Build the intro as three Audio nodes on the canvas: (1) Music bed — generate or upload 12-30 seconds of theme music at low volume. (2) ElevenLabs Eleven v3 — host voice tag, 5-8 seconds of show identity, plays over the bed. (3) Sound Effects v2 — a single transition (whoosh, riser, stinger) at the cut between intro and Episode 1. The Martini canvas lets you align all three to the same timeline. Standard arrangement: music starts, voice enters at +1s riding over the bed, SFX hits as voice ends, music continues underneath the first 3-5 seconds of Episode 1 then ducks out. The 12-30 second total is the industry sweet spot — shorter feels rushed; longer makes listeners skip.
A podcast intro should be identical across every episode of the show — same voice tag, same music bed, same SFX, same timing. Save the intro canvas as a Martini template once it's tuned, then duplicate the template for each new episode. Update only the host's spoken episode-specific tag (e.g., "And today, we're talking to..."), keep the rest locked. The deterministic output of ElevenLabs Eleven v3 with a fixed voice ID means re-running the canvas later produces an audio track that matches the original to the millisecond — critical for show consistency listeners notice subconsciously.
Standard interview-show intro for ElevenLabs Eleven v3 with Brian or Sarah voice. The [excited] tag bumps energy on the show name, [pause] creates the standard radio handoff before the host introduction. Total runtime: ~10 seconds.
Welcome to The Builder's Hour. [excited] Your weekly look at the people shipping the future. [pause] I'm your host, Sam Patel.
News-show cold open style — situational opener that grounds the listener before the show name reveal.

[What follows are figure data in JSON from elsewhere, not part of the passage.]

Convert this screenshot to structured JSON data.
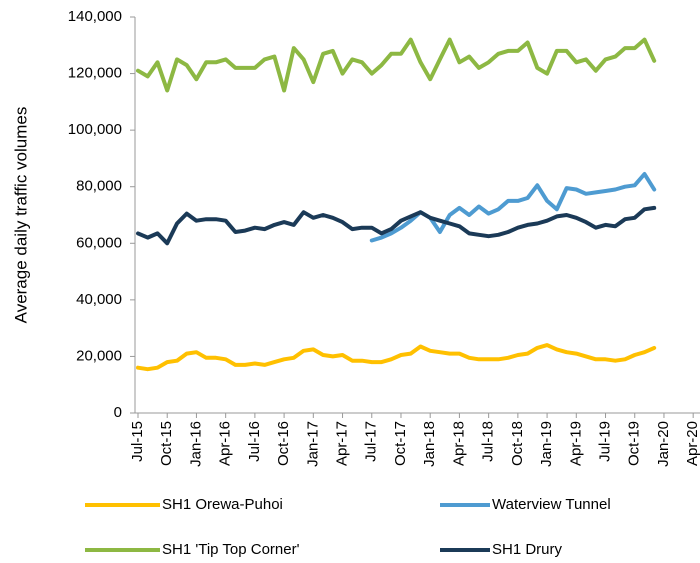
{
  "chart_data": {
    "type": "line",
    "ylabel": "Average daily traffic volumes",
    "categories": [
      "Jul-15",
      null,
      null,
      "Oct-15",
      null,
      null,
      "Jan-16",
      null,
      null,
      "Apr-16",
      null,
      null,
      "Jul-16",
      null,
      null,
      "Oct-16",
      null,
      null,
      "Jan-17",
      null,
      null,
      "Apr-17",
      null,
      null,
      "Jul-17",
      null,
      null,
      "Oct-17",
      null,
      null,
      "Jan-18",
      null,
      null,
      "Apr-18",
      null,
      null,
      "Jul-18",
      null,
      null,
      "Oct-18",
      null,
      null,
      "Jan-19",
      null,
      null,
      "Apr-19",
      null,
      null,
      "Jul-19",
      null,
      null,
      "Oct-19",
      null,
      null,
      "Jan-20",
      null,
      null,
      "Apr-20"
    ],
    "series": [
      {
        "name": "SH1 Orewa-Puhoi",
        "color": "#ffc000",
        "values": [
          16000,
          15500,
          16000,
          18000,
          18500,
          21000,
          21500,
          19500,
          19500,
          19000,
          17000,
          17000,
          17500,
          17000,
          18000,
          19000,
          19500,
          22000,
          22500,
          20500,
          20000,
          20500,
          18500,
          18500,
          18000,
          18000,
          19000,
          20500,
          21000,
          23500,
          22000,
          21500,
          21000,
          21000,
          19500,
          19000,
          19000,
          19000,
          19500,
          20500,
          21000,
          23000,
          24000,
          22500,
          21500,
          21000,
          20000,
          19000,
          19000,
          18500,
          19000,
          20500,
          21500,
          23000,
          null,
          null,
          null,
          null
        ]
      },
      {
        "name": "Waterview Tunnel",
        "color": "#4e9bd1",
        "values": [
          null,
          null,
          null,
          null,
          null,
          null,
          null,
          null,
          null,
          null,
          null,
          null,
          null,
          null,
          null,
          null,
          null,
          null,
          null,
          null,
          null,
          null,
          null,
          null,
          61000,
          62000,
          63500,
          65500,
          68000,
          71000,
          69000,
          64000,
          70000,
          72500,
          70000,
          73000,
          70500,
          72000,
          75000,
          75000,
          76000,
          80500,
          75000,
          72000,
          79500,
          79000,
          77500,
          78000,
          78500,
          79000,
          80000,
          80500,
          84500,
          79000,
          null,
          null,
          null,
          null
        ]
      },
      {
        "name": "SH1 'Tip Top Corner'",
        "color": "#8db843",
        "values": [
          121000,
          119000,
          124000,
          114000,
          125000,
          123000,
          118000,
          124000,
          124000,
          125000,
          122000,
          122000,
          122000,
          125000,
          126000,
          114000,
          129000,
          125000,
          117000,
          127000,
          128000,
          120000,
          125000,
          124000,
          120000,
          123000,
          127000,
          127000,
          132000,
          124000,
          118000,
          125000,
          132000,
          124000,
          126000,
          122000,
          124000,
          127000,
          128000,
          128000,
          131000,
          122000,
          120000,
          128000,
          128000,
          124000,
          125000,
          121000,
          125000,
          126000,
          129000,
          129000,
          132000,
          124500,
          null,
          null,
          null,
          null
        ]
      },
      {
        "name": "SH1 Drury",
        "color": "#1b3a57",
        "values": [
          63500,
          62000,
          63500,
          60000,
          67000,
          70500,
          68000,
          68500,
          68500,
          68000,
          64000,
          64500,
          65500,
          65000,
          66500,
          67500,
          66500,
          71000,
          69000,
          70000,
          69000,
          67500,
          65000,
          65500,
          65500,
          63500,
          65000,
          68000,
          69500,
          71000,
          69000,
          68000,
          67000,
          66000,
          63500,
          63000,
          62500,
          63000,
          64000,
          65500,
          66500,
          67000,
          68000,
          69500,
          70000,
          69000,
          67500,
          65500,
          66500,
          66000,
          68500,
          69000,
          72000,
          72500,
          null,
          null,
          null,
          null
        ]
      }
    ],
    "ylim": [
      0,
      140000
    ],
    "yticks": [
      0,
      {
        "value": 20000,
        "label": "20,000"
      },
      {
        "value": 40000,
        "label": "40,000"
      },
      {
        "value": 60000,
        "label": "60,000"
      },
      {
        "value": 80000,
        "label": "80,000"
      },
      {
        "value": 100000,
        "label": "100,000"
      },
      {
        "value": 120000,
        "label": "120,000"
      },
      {
        "value": 140000,
        "label": "140,000"
      }
    ],
    "grid": false,
    "legend": "bottom"
  }
}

Pair with Daniel or Roger for authoritative delivery; Aria for sharper energy.
It's Tuesday morning. Coffee's hot, the news is heavy, and I'm here to make sense of it. [confidently] This is The Daily Brief.
Total intro length: 12-30 seconds is the industry sweet spot. Voice tag inside that should be 5-8 seconds — enough to land the brand, short enough that the music bed carries the rest.
Music bed volume: keep at -12dB to -18dB under the voice during the tag, then return to -6dB after voice ends. Martini canvas timeline lets you set this without an external mixer.
Voice tag scripts at 25-30 words per 10 seconds of delivery. Anything denser sounds rushed; anything sparser feels like the script ran out.
For multilingual podcasts, render the same intro structure with ElevenLabs Multilingual v2 — same script, swap the language, keep music bed identical so listeners recognize the show across language editions.
Save the canvas as a template once tuned. Subsequent episodes only change the host's episode-specific tag line; intro proper stays locked for show consistency.
ElevenLabs Eleven v3 produces the broadcast-quality narrator voice tag that anchors a podcast intro. The 21-voice library covers every show archetype, the 70+ language support handles localized editions, and the inline tags ([excited], [pause], [confidently]) give the host voice the energy curve listeners expect from a polished show. Trade-off vs. Fish Audio S2-Pro: ElevenLabs is more polished and confident in English emotional delivery; Fish Audio offers wider language coverage and natural-language bracket cues. For an English-language podcast where the host voice tag is the make-or-break moment, ElevenLabs is the safer pick. The full intro pipeline — voice + music + SFX — runs entirely on the Martini canvas, so a podcast producer can iterate on the intro without leaving the workspace.